If you have the proper setup, burning E85 works well, but injecting water-meth can substantially increase the octane of the base fuel. As such, it can push the knock limits of E85 even further. Moreover, unless you are going to test every E85 fill-up, you might not be quite sure what mix and octane level you are getting, which is where water-meth injection can serve to level the playing field.
“It is mainly because of the lower consistency of the ethanol content in E85,” Matt said of the combination of alternative fuel and water-meth injection. “Tuners are starting to use water-meth as an insurance policy against a bad tank of E85.”
Also included in the Stage 2 system is this throttle body spacer plate (PN 40071; $110.99), which allows easily plumbing one or two water-meth nozzles into the air stream without any drilling or custom work.
Hitting The Dyno
To put that theory to the test, Rob Williams of Rob Williams Racing in Denver, Colorado, installed a Snow Performance kit on a 2012 Mustang GT powered by a Ford Performance Aluminator 5.0-liter crate engine fed 18 pounds of boost by a Vortech YSi-Trim supercharger.
Running E85, the most timing Rob could dial in was 18 degrees before the dangerous spark knock reared its head. The combo was putting down an impressive 914 horsepower on just E85. However, to turn up the timing and keep detonation at bay, Rob turned on the Snow Performance system (PN 2132; $599.99); which not only cools the inlet air, but it also adds much-needed octane. With the water-meth spraying and the timing turned up to 22 degrees, the Vortech-boosted Coyote belted out 964 horsepower at the wheels!
To see what water-meth injection could do for his E85-burning Coyote, Rob Williams strapped her down to his Dynojet. He recorded baseline numbers of 914.94 horsepower and 757.80 lb-ft of torque at the wheels with only 18 degrees of timing.

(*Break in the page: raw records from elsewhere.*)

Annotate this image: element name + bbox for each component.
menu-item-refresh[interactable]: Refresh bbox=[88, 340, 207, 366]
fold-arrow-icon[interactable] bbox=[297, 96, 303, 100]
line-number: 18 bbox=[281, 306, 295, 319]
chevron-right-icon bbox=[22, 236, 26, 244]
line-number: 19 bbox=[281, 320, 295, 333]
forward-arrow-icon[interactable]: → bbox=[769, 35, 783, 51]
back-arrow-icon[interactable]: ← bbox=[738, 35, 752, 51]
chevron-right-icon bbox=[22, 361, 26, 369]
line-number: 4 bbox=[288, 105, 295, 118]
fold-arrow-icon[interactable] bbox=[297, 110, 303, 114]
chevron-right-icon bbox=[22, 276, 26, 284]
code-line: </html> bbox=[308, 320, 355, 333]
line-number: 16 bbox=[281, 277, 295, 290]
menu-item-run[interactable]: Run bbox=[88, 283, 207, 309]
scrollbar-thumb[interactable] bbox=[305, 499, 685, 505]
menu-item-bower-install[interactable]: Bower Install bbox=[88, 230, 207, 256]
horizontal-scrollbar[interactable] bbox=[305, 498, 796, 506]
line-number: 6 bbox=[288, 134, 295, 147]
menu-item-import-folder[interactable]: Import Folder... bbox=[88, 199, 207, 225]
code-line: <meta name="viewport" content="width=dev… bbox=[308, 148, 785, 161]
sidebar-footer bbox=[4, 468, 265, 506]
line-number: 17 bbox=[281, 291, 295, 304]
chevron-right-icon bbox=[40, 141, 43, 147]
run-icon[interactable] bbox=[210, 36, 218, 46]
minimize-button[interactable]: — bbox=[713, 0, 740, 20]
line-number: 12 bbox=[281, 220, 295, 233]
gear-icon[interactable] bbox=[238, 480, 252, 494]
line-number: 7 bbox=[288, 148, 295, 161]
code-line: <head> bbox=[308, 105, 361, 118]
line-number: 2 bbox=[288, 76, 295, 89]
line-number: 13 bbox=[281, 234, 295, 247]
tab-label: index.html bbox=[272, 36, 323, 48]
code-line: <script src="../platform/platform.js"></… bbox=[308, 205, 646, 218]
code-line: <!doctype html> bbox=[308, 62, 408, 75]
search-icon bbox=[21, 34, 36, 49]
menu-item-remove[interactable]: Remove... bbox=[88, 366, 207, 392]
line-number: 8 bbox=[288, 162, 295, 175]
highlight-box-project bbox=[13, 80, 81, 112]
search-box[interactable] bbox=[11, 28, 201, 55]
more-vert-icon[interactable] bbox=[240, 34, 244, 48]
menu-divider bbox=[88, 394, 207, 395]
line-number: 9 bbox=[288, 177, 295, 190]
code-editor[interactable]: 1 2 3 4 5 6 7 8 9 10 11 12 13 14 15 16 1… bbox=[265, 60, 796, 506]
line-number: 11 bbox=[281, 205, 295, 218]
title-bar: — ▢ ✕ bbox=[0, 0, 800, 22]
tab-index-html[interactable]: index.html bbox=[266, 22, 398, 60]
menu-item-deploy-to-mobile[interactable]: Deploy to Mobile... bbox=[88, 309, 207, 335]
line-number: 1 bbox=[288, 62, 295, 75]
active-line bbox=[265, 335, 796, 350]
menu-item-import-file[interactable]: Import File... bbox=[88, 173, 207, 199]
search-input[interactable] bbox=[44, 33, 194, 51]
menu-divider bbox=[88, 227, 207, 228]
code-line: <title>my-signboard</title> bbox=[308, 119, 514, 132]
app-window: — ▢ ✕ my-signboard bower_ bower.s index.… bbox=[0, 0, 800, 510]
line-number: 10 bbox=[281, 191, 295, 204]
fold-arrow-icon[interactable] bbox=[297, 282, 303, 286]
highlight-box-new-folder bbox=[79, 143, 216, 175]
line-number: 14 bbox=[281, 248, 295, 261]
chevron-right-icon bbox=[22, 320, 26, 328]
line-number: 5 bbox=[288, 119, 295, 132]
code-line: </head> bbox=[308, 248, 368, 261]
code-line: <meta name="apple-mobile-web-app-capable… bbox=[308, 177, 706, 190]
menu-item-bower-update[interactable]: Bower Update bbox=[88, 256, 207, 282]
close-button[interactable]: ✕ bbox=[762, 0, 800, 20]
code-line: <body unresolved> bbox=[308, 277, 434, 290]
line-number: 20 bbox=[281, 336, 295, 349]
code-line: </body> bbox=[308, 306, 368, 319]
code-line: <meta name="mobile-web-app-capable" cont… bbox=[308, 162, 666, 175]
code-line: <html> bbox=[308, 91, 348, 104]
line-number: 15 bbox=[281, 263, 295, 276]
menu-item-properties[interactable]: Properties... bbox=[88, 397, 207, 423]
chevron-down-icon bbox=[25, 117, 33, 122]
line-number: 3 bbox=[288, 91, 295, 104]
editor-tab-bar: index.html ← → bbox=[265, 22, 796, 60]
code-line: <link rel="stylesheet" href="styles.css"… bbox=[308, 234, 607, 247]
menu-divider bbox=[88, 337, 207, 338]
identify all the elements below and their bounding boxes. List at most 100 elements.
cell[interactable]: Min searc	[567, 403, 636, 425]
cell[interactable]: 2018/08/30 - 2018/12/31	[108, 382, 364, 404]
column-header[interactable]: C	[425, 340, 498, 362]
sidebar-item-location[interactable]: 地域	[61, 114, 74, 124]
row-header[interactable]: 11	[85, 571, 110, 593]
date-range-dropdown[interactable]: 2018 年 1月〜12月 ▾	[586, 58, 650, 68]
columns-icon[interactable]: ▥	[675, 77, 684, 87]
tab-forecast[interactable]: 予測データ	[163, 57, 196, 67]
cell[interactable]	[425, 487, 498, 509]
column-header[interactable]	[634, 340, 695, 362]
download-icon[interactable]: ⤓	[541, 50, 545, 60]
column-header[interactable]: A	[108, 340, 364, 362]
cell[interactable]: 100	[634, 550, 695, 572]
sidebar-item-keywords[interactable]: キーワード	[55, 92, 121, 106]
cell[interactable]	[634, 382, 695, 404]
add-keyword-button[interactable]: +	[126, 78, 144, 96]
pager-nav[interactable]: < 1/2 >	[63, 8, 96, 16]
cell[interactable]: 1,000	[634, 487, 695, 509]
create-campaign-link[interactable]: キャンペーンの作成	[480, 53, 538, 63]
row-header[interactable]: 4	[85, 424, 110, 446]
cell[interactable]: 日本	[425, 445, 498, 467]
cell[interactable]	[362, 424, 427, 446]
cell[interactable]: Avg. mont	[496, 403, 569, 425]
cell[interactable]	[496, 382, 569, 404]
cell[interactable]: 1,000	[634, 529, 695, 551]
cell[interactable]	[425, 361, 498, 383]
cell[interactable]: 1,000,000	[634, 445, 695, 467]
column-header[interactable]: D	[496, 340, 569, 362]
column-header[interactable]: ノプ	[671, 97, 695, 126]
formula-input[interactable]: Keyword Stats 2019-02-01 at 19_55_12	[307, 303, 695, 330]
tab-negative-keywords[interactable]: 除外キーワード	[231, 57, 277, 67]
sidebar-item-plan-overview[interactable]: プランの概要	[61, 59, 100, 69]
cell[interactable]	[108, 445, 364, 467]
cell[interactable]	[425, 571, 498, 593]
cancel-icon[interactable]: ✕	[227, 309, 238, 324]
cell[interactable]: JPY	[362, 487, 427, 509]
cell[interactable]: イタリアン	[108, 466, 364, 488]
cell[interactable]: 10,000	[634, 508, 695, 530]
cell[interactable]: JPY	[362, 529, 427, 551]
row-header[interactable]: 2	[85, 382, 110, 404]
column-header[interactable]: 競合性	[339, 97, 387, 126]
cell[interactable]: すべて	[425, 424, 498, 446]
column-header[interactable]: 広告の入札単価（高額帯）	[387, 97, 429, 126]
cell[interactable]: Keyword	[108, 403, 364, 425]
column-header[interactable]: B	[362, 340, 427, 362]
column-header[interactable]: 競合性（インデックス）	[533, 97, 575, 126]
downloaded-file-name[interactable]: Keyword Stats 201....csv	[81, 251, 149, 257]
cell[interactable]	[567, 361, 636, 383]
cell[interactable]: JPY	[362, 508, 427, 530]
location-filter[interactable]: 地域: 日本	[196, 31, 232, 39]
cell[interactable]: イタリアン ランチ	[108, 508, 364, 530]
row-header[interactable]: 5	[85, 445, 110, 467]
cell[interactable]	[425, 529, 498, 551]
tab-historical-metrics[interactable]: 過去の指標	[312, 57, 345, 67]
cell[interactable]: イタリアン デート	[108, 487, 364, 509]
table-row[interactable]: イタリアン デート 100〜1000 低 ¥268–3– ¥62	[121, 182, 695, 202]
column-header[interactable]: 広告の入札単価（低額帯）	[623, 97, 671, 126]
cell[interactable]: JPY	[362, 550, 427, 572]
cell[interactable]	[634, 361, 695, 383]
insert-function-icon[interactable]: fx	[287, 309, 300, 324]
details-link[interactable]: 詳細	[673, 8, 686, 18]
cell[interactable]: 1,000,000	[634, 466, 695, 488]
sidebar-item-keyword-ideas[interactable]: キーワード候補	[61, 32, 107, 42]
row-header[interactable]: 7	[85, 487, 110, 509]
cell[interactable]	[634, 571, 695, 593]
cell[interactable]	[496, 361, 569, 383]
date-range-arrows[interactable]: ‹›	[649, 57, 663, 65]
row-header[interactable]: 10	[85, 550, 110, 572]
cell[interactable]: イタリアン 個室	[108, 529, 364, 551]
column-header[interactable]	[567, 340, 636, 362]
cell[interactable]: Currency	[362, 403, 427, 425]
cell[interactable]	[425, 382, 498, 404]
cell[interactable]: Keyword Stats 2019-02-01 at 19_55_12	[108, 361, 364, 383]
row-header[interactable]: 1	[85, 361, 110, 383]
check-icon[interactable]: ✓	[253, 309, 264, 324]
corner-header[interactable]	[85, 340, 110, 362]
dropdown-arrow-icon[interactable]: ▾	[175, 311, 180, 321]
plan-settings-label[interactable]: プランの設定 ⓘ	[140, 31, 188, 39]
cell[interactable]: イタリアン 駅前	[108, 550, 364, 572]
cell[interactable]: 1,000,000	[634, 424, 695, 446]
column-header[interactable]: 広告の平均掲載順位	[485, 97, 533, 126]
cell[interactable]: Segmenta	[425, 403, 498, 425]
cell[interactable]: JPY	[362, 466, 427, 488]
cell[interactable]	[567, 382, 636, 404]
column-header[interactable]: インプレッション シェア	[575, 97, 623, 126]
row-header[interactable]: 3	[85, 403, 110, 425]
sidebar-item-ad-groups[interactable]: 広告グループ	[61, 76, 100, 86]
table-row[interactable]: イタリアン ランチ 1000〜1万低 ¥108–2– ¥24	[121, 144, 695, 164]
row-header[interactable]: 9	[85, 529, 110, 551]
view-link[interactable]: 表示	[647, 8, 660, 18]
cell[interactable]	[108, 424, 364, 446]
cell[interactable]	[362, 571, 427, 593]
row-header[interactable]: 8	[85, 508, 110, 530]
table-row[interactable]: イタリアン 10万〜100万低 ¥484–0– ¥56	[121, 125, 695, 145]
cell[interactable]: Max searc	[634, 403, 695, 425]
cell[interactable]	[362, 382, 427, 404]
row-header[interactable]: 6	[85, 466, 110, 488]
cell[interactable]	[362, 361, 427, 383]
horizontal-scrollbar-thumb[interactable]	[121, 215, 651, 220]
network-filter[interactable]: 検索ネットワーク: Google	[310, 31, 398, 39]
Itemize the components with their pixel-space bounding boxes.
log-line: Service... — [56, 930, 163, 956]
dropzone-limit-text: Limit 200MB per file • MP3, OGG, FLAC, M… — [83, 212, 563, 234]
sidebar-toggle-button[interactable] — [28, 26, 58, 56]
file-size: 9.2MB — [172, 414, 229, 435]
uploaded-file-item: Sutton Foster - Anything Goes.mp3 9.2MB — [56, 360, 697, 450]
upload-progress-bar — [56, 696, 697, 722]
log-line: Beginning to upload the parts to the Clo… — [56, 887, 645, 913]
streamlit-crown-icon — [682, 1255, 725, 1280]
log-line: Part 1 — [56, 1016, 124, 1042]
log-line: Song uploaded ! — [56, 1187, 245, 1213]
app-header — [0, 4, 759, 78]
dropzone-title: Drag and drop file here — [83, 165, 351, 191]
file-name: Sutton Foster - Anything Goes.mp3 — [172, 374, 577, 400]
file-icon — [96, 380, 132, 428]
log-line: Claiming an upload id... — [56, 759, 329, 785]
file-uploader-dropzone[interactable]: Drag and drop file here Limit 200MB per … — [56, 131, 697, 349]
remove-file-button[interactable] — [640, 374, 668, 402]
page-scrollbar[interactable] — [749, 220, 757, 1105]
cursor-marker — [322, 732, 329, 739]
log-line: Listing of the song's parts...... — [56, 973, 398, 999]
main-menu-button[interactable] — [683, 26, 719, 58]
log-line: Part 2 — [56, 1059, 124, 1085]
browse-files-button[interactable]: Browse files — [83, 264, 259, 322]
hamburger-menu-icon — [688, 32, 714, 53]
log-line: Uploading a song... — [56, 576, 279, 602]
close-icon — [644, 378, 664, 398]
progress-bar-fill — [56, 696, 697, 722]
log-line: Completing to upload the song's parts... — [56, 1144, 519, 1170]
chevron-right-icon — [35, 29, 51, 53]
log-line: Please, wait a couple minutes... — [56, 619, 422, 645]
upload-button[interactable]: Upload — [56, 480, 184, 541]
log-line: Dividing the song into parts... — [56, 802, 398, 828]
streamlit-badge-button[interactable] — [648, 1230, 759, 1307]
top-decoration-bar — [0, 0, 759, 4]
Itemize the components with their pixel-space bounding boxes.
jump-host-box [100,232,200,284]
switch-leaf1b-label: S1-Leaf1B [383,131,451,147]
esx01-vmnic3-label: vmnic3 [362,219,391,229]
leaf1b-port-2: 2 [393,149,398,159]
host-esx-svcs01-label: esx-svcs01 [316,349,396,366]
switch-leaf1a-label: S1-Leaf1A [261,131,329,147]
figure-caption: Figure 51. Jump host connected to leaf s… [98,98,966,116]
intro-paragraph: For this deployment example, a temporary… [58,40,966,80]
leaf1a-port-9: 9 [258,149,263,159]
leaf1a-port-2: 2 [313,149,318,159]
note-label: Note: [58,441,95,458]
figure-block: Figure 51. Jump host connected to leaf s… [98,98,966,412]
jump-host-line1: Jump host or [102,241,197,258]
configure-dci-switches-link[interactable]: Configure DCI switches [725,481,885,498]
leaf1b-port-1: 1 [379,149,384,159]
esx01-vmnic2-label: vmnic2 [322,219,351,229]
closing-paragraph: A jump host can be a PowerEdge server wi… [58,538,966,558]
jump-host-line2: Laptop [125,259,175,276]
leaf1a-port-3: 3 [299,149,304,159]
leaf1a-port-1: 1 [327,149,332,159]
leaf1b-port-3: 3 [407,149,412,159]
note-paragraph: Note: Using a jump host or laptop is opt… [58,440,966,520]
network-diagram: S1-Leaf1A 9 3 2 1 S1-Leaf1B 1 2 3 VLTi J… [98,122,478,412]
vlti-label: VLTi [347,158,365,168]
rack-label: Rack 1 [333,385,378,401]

“Robert is a good tuner and the test I believe is valid. I wish we could have had more time to dial it in, but the engine had some issues,” Matt added. “The car is used for high-speed events and was showing erratic performance. The results are good enough for the point we are making.”
Interesting, as Matt believes there was even more power on the table if the opportunity was there to lean out the rich air/fuel ratio this combo was running on the 964-horsepower run. With more time, this car could have put down over 1,000 horsepower at the rear wheels with E85 and water-meth.
If that sort of performance sounds enticing, you can learn more about the Snow Performance systems by visiting the company’s official site here.
With the Snow Performance Stage 2 Coyote system engaged, Rob’s Vortech-supercharged Coyote picked up 49.89 horsepower and 43.43 lb-ft of torque thanks to the cooler charge and the increased octane, which allowed running 22 degrees of timing.